Erwärmung macht Pause
In einer Woche ist es so weit. Dann wird in Stockholm der erste Teil des neuen UN-Klimaberichts präsentiert, der erfahrungsgemäß für Schlagzeilen sorgt. Denn darin geht es um die naturwissenschaftlichen Fakten zum Klimawandel. Obwohl sämtliche Beteiligten auf strengstes Stillschweigen eingeschworen wurden, kursieren Meldungen über mutmaßliche Inhalte. Vor allem angelsächsische und australische Zeitungen berichteten vorab, dass der Klimarat – bisher immer gut für Untergangsszenarien – angeblich zurückrudere, das Ausmaß der zu erwartenden Erwärmung herunterschraube und Irrtümer einräume.
So berichtet das Wallstreet Journal, aus dem neuen Entwurf gehe hervor, dass sich die Erde in den nächsten 70 Jahren bei fortgesetzter CO2-Emission mit gewisser Wahrscheinlichkeit nur noch um 1,2 Grad erwärme, ein Ausmaß, aus dem ihre Bewohner keinen Schaden ziehen würden.
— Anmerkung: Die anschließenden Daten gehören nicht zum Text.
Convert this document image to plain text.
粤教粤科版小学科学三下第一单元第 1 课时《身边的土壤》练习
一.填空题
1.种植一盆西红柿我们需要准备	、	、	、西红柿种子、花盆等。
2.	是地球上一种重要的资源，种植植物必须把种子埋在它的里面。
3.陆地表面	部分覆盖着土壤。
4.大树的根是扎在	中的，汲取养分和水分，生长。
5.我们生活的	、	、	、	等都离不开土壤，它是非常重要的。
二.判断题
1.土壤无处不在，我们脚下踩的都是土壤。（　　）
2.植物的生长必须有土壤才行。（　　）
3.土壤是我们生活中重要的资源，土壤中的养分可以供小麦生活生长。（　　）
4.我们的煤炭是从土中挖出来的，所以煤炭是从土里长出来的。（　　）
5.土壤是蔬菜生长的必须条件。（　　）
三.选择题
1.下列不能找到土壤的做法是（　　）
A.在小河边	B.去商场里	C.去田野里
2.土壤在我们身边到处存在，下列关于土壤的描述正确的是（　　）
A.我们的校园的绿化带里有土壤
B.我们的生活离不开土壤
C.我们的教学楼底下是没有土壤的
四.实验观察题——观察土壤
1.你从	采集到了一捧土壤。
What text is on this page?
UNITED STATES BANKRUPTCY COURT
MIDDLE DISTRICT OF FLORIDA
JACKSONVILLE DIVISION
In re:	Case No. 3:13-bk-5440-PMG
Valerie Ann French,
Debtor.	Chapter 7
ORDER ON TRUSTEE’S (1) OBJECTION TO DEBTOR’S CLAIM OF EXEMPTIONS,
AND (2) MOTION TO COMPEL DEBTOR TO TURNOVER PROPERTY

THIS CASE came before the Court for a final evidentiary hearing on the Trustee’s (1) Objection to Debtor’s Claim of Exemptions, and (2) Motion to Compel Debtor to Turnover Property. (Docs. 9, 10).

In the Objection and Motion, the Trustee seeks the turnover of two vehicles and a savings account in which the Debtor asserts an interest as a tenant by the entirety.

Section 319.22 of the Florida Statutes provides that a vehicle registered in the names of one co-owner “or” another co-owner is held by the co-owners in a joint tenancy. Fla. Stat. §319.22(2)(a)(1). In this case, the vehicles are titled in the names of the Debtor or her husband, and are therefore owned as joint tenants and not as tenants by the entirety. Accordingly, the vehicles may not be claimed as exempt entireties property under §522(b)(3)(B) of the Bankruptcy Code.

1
Bisher ging man von einem Plus von fünf und mehr Grad Celsius aus.
1000 Eingeweihte
Einer, der den neuen Klimabericht tatsächlich kennt, ist Georg Kaser. Der Glaziologe von der Universität Innsbruck ist der einzige österreichische Wissenschaftler, der am jetzt zu veröffentlichenden Bericht mitgeschrieben hat. Und er hält sich ans Stillhalteabkommen: „Zum Ergebnis kann ich nichts sagen.“ Wie etwas durchsickern kann? „Da sind etwa 1000 Leute, die regelmäßig Zugang zum Bericht haben. Und da gibt es manche, die nicht verstehen, warum das alles geheim sein soll.“ Auch Diebstahl habe es bereits gegeben, sagt Kaser und holt einen USB-Stick aus der Hosentasche. „Da ist alles drauf, aber von mir werden sie es nicht bekommen und auch von den meisten anderen Autoren nicht.“ Außerdem: „Der Abschlussbericht ist noch überhaupt nicht fertig. Der wird uns in den nächsten Tagen in Stockholm beschäftigen.“
Spiegel online will herausgefunden haben, dass folgende Aussagen im neuen Bericht stehen und von Mitautoren bestätigt würden:
- Die Klima-Sensitivität (beschreibt, wie stark sich die Luft erwärmt, wenn sich die CO2-Konzentration verdoppelt) wird im neuen Report nach unten korrigiert; Prognosen zum Temperaturanstieg fallen milder aus. Als wahrscheinlich gilt ein Anstieg um 1,5 bis 4,5 Grad.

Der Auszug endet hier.